Expressiveness isn't always good for examples

One of the most common ways to learn a new concept is by reading an example implementation. I expect that most programmers, given a choice, prefer to see the example in as high-level a language as possible, to minimize the amount of irrelevant detail they have to ignore. I do, anyway... don't I?

Recently I saw an unfamiliar statistics algorithm illustrated in C++ — in particular, in a very basic subset of C++, with one class and no pointers or templates. To my surprise, I found that reassuring. The use of an unexpressive language made it obvious that there was nothing fancy going on — no fancy control flow, no infinite data structures, no high-order functions, no polymorphism. C++ has many potentially confusing features (e.g. templates, overloading), but in a one-page example, it was easy to see that none of them were used. It was also obvious that the algorithm didn't depend on any exotic language features like lambda or laziness or bignums or garbage collection, so I could easily use it in any language.

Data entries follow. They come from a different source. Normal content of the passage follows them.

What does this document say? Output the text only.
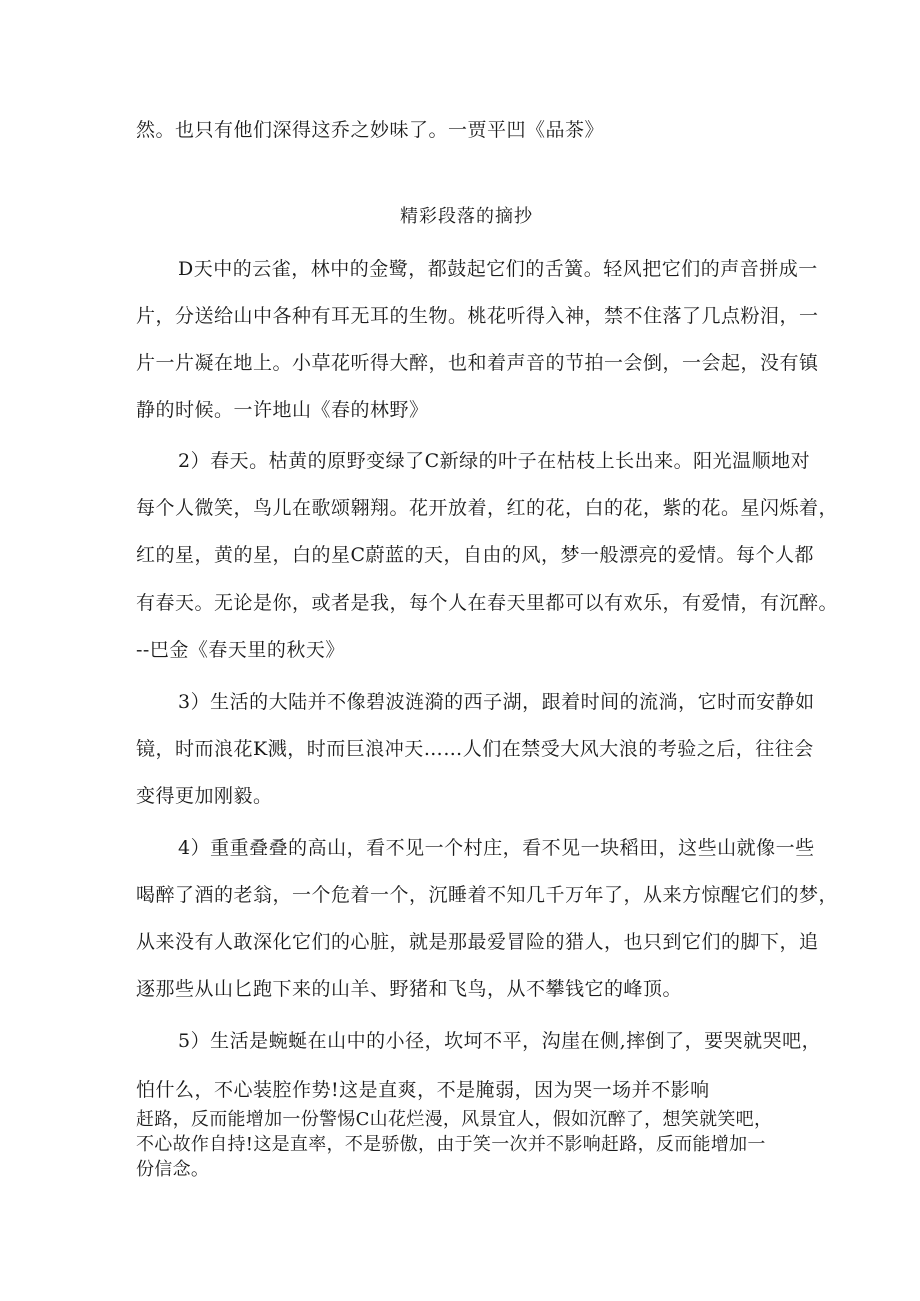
然。也只有他们深得这乔之妙味了。一贾平凹《品茶》

精彩段落的摘抄

D天中的云雀，林中的金鹭，都鼓起它们的舌簧。轻风把它们的声音拼成一

片，分送给山中各种有耳无耳的生物。桃花听得入神，禁不住落了几点粉泪，一

片一片凝在地上。小草花听得大醉，也和着声音的节拍一会倒，一会起，没有镇

静的时候。一许地山《春的林野》

2）春天。枯黄的原野变绿了C新绿的叶子在枯枝上长出来。阳光温顺地对

每个人微笑，鸟儿在歌颂翱翔。花开放着，红的花，白的花，紫的花。星闪烁着，

红的星，黄的星，白的星C蔚蓝的天，自由的风，梦一般漂亮的爱情。每个人都

有春天。无论是你，或者是我，每个人在春天里都可以有欢乐，有爱情，有沉醉。

--巴金《春天里的秋天》

3）生活的大陆并不像碧波涟漪的西子湖，跟着时间的流淌，它时而安静如

镜，时而浪花K溅，时而巨浪冲天……人们在禁受大风大浪的考验之后，往往会

变得更加刚毅。

4）重重叠叠的高山，看不见一个村庄，看不见一块稻田，这些山就像一些

喝醉了酒的老翁，一个危着一个，沉睡着不知几千万年了，从来方惊醒它们的梦，

从来没有人敢深化它们的心脏，就是那最爱冒险的猎人，也只到它们的脚下，追

逐那些从山匕跑下来的山羊、野猪和飞鸟，从不攀钱它的峰顶。

5）生活是蜿蜒在山中的小径，坎坷不平，沟崖在侧,摔倒了，要哭就哭吧，

怕什么，不心装腔作势!这是直爽，不是腌弱，因为哭一场并不影响

赶路，反而能增加一份警惕C山花烂漫，风景宜人，假如沉醉了，想笑就笑吧，

不心故作自持!这是直率，不是骄傲，由于笑一次并不影响赶路，反而能增加一

份信念。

A more powerful language might have expressed the example in less code, but not a lot less — it was largely arithmetic, which C++ is not bad at. And in a more powerful language, even a smaller amount of code might have expressed many more plausible things. The choice of an obviously unexpressive language ruled out large classes of things the example wasn't doing, allowing me to more quickly understand it without getting lost in a large space of possibilities.

On the other hand, I have already forgotten the algorithm, so maybe I didn't understand it very well after all.